Around 44 in 100 people treated with the immunotherapy had not seen their disease get worse 18 months after treatment, compared with around 27 in 100 people who took the placebo.  

Reported side effects did not differ greatly between groups. Lung infections (pneumonia) and a reduced number of red blood cells (anaemia), which can cause fatigue, were some of the most common side effects reported from both groups.

How does durvalumab work?

Durvalumab is an immunotherapy drug that helps reawaken the patient’s immune system.

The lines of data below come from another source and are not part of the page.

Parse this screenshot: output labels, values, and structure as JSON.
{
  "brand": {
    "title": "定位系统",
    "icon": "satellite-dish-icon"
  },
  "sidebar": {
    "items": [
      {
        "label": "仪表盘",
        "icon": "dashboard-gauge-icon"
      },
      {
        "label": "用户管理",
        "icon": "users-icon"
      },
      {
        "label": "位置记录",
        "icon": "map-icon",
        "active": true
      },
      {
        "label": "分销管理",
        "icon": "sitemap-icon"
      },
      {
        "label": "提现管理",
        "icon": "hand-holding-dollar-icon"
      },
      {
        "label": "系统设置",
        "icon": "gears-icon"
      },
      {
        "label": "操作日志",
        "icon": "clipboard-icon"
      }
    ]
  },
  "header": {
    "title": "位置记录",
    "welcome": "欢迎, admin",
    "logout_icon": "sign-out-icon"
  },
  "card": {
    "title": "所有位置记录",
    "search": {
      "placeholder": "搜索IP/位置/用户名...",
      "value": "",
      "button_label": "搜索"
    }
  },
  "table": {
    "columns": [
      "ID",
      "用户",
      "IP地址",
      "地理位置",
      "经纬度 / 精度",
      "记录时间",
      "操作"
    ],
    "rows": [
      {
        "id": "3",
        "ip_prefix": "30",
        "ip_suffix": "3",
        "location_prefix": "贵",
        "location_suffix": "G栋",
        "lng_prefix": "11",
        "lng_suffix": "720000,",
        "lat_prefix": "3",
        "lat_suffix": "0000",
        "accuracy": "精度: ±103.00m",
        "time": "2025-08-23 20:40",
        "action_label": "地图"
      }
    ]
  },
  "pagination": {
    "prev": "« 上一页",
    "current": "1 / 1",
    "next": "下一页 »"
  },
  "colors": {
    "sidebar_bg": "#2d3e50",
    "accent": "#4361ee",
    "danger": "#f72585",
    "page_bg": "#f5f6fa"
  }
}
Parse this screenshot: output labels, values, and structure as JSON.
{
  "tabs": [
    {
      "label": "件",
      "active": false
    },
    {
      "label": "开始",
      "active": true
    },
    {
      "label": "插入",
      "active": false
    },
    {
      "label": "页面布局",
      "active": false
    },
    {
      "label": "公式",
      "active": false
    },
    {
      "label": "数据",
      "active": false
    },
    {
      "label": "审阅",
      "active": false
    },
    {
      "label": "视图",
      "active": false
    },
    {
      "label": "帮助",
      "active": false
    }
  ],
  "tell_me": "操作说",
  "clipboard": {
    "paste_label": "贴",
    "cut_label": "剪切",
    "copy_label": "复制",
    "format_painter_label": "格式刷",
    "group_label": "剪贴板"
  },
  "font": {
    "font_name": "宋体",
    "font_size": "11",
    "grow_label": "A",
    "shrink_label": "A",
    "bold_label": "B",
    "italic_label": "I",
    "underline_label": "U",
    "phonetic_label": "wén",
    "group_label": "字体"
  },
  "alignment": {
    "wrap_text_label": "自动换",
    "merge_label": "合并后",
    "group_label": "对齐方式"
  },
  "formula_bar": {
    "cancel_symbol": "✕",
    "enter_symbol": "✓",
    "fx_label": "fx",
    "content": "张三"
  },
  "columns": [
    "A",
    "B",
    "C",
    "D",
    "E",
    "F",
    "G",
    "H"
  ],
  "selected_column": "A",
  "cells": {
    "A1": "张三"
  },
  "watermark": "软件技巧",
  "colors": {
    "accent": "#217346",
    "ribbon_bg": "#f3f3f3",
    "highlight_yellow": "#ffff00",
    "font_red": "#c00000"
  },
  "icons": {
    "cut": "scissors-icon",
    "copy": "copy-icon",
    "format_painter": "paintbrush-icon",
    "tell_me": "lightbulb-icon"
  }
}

It blocks molecules on the surface of tumour cells that can switch off immune cells. 

The molecule it targets is called PD-L1. Treatment releases the brakes on immune cells so they can attack cancer cells. 

More evidence needed

Gray said durvalumab will be paid for through the Cancer Drugs Fund because NICE wants more evidence on how much extra time it offers patients before their cancer spreads.

“By recommending it for the Cancer Drugs Fund, patients will have access to it while more data is collected.”

A spokesperson for NICE, Meindert Boysen, said they look forward to seeing more evidence on its effectiveness. 

“After relatively few developments in the past two decades for people with this type of lung cancer, this decision will be particularly welcome to those with the condition, their families and the healthcare staff and experts working with them.”

Not for everyone with this cancer type

Gray added however that “many patients with this type of cancer won’t be able to have the drug, based on how their radiotherapy and chemotherapy was given.” 

The final draft guidance only applies to a specific group of patients, those who have previously had chemotherapy and radiotherapy at the same time. This is because this was the approach tested in the trial. 

Patients are currently more likely to receive chemotherapy first in England, followed by radiotherapy (known as sequential therapy). 

“Research is still being done to see if people who have their radiotherapy and chemotherapy at separate times would also benefit from this drug. We urge NICE and the drug company to evaluate this data as soon as possible,” said Gray.

NICE decisions are also adopted by Wales and Northern Ireland so durvalumab should be available for eligible patients there too.